Machines have never surpassed humans in one unified, evenly matched jump. They surpass us field by field.
Take record-keeping, for example. At the very beginning, people used knotted cords for record-keeping, which of course worked far worse than the human brain. Even in the bamboo-slip era, it was hard to say. But by the Han dynasty, once papermaking broke through, the human brain was far worse than books, and even more so than later transistors, magnetic tapes, hard drives, and so on.
Or take arithmetic. The abacus was still a human aid. Mechanical computers gradually overtook humans, and electronic computers basically crushed us casually.
Search, advertising, and recommendation systems are similar. Compared with the long history of computers and networks, their surpassing of humans happened in an instant. People never realized that human preferences were an extremely easy kind of data to model.
Navigation, GPS, and so on: skipping that.
Checkers, chess, Go, Texas hold’em, Dota: skipping those too.
Now it is language’s turn, along with reasoning, logic, math, and programming.
So I can say that ASI develops in waves, surpassing humans one field at a time. That means computers surpassing humans in language will also happen over just a few short years, which is still an instant compared with thousands of years of writing. At the same time, a breakthrough in language absolutely does not mean other modalities will naturally break through in the same wave.
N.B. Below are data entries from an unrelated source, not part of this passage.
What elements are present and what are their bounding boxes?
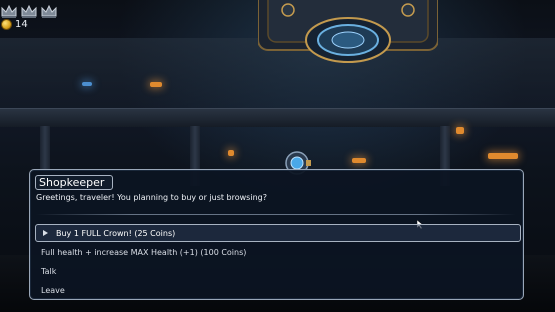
shop-dialog: Shopkeeper Greetings, traveler! You plan… [29, 169, 524, 300]
background-light [488, 153, 518, 159]
coin-counter: 14 [1, 19, 28, 30]
option-label: Full health + increase MAX Health (+1) (… [41, 247, 247, 257]
speaker-name: Shopkeeper [35, 175, 113, 190]
selection-arrow-icon [43, 230, 48, 236]
option-label: Leave [41, 285, 65, 295]
crown-counter [0, 3, 58, 19]
ceiling-machine-emblem [258, 0, 438, 63]
dialog-options: Buy 1 FULL Crown! (25 Coins) Full health… [35, 224, 521, 300]
dialog-option-full-health[interactable]: Full health + increase MAX Health (+1) (… [35, 243, 521, 261]
game-scene: 14 Shopkeeper Greetings, traveler! You p… [0, 0, 555, 312]
dialog-divider [36, 214, 516, 215]
dialog-option-leave[interactable]: Leave [35, 281, 521, 299]
background-light [456, 127, 464, 134]
option-label: Buy 1 FULL Crown! (25 Coins) [56, 228, 176, 238]
dialog-option-talk[interactable]: Talk [35, 262, 521, 280]
crown-icon [41, 4, 57, 18]
background-light [352, 158, 366, 163]
coin-count: 14 [15, 18, 28, 30]
crown-icon [21, 4, 37, 18]
background-light [82, 82, 92, 86]
background-light [150, 82, 162, 87]
crown-icon [1, 4, 17, 18]
option-label: Talk [41, 266, 57, 276]
dialog-option-buy-crown[interactable]: Buy 1 FULL Crown! (25 Coins) [35, 224, 521, 242]
dialog-message: Greetings, traveler! You planning to buy… [36, 193, 267, 202]
background-light [228, 150, 234, 156]
background-ledge [0, 108, 555, 127]
coin-icon [1, 19, 12, 30]
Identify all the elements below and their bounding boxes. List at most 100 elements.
So when will AGI be achieved?
First, we need to define AGI. I think human intelligence still includes two very important abilities: vision and motor control.
Current models’ visual ability is still far behind humans. For example, there are still large gaps in spatial perception, memory, and resolution.
The gap in motor control is even bigger. Human movement has extremely strong generalization ability and learning efficiency. No matter how stylish Unitree’s motions look, they still rely on simulation training inside a sandbox, and they still cannot plan interactions purely from visual perception.
Yann LeCun once gave an example. He said current models are not even as intelligent as his cat. His cat can look around, instantly build a 3D model of the surrounding objects, then plan its movements and execute precise muscle control: swish, swish, swish, three steps from the floor to the table, then to the top of the doorframe, and finally up to the roof.
Today’s AI cannot do any of that.
Speaking of which, I have always trusted LeCun quite a lot, though apparently not everyone does.
I had originally hoped that Yann LeCun’s cat could become the fifth member of science’s four great mythical beasts, but maybe LeCun’s cake is more famous.
As for how to achieve these two abilities, I think, well, take it slow. Just the question of how to train visual models is already something I have no real answer to. What’s the rush?
Of course, my definition of AGI does not affect the singularity argument.
The singularity argument says that if artificial intelligence develops to a certain stage, it can accelerate the development of science and technology, which in turn makes its own development even faster, entering a positive feedback loop of super-exponential growth.
On this point, I agree with Sam Altman: we have already passed the singularity.
Although today’s LLMs still cannot do scientific research independently, with their help, everyone is publishing ACL papers 65,536 times faster already. Amen.
The fact that it cannot run or jump does not affect its ability to strengthen and iterate on itself.
So what comes after AGI?
Demis Hassabis recently proposed a term: Artificial Universal Intelligence, or AUI. I am still not sure how to translate it. What do you think of “universal artificial intelligence”?
On this point, he actually agrees with LeCun: human intelligence contains only a small part of all intelligence. For example, the human brain cannot predict protein structures, nor can it directly read the meaning of DNA sequences.